After being mailed the Survey, every company received both email and phone call reminders. Some companies have refused to participate in the Survey two years in a row.
What are these companies worried about?
We know many of these companies don’t have very clean environmental records. But what about a company with “green” in their name? Certainly, they must have a clean record, right?
For two years in a row, Evergreen Solar (once based in Massachusetts) has ignored our requests for their participation in our Survey.

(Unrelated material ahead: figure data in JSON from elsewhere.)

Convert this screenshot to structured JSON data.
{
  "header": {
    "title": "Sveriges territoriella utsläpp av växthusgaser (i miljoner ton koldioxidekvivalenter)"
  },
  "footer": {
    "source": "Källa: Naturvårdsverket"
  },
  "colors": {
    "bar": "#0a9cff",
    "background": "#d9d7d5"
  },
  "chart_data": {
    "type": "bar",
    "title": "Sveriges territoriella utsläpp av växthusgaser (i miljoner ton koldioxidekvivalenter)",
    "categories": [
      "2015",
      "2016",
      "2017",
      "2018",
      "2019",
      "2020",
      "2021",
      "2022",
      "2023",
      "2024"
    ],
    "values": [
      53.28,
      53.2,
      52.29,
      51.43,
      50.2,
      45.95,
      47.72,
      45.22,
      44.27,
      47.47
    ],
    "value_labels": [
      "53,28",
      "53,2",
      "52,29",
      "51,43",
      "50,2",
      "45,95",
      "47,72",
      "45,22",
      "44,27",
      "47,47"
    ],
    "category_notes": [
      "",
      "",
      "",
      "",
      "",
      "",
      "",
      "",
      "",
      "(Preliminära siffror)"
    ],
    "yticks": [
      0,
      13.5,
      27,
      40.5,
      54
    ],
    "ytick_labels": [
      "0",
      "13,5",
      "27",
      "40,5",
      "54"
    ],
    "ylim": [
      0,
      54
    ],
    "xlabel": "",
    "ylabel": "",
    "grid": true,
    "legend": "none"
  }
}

The plant opened in July 2008 and by April 2009 they already had three spills of toxic materials that were reported. According to Green Stocks, “In October, the first spill occurred: 500 gallons of a toxic ’cocktail‘ that included hydrofluoric, nitric and sulfuric acids. In February, 100 gallons of sodium hydroxide was released. In March, 20 gallons of 20-30% hydrogen peroxide was released from the plant.”
According to the Boston Herald, in 2009 the company’s facility was not even at full capacity and was generating more than a million pounds of hazardous waste – on the way to becoming one of Massachusetts’s top producers.
During that same year, numerous residents complained of noise pollution from the Evergreen facility.
In January of 2011, the New York Times reported that after receiving $43 million in assistance from the government of Massachusetts Evergreen would close its doors, lay off 800 employees and ship all of the work to China.
Maybe Evergreen didn’t respond to our Solar Survey because they knew that a move to China wouldn’t speak well to those who need jobs in the U.S. And we all want our economy to rebound.
So what say you Suniva and Germany’s SCHOTT? These are two companies that contacted us to say they would not respond to our Survey.
What are you hiding?
Maybe Ariel Schwartz from Fast Company put it the best, “Only 46% of the solar market responded to the SVTC’s scorecard request, so what are all the other companies doing? If they didn’t respond, they probably don’t want us to know.”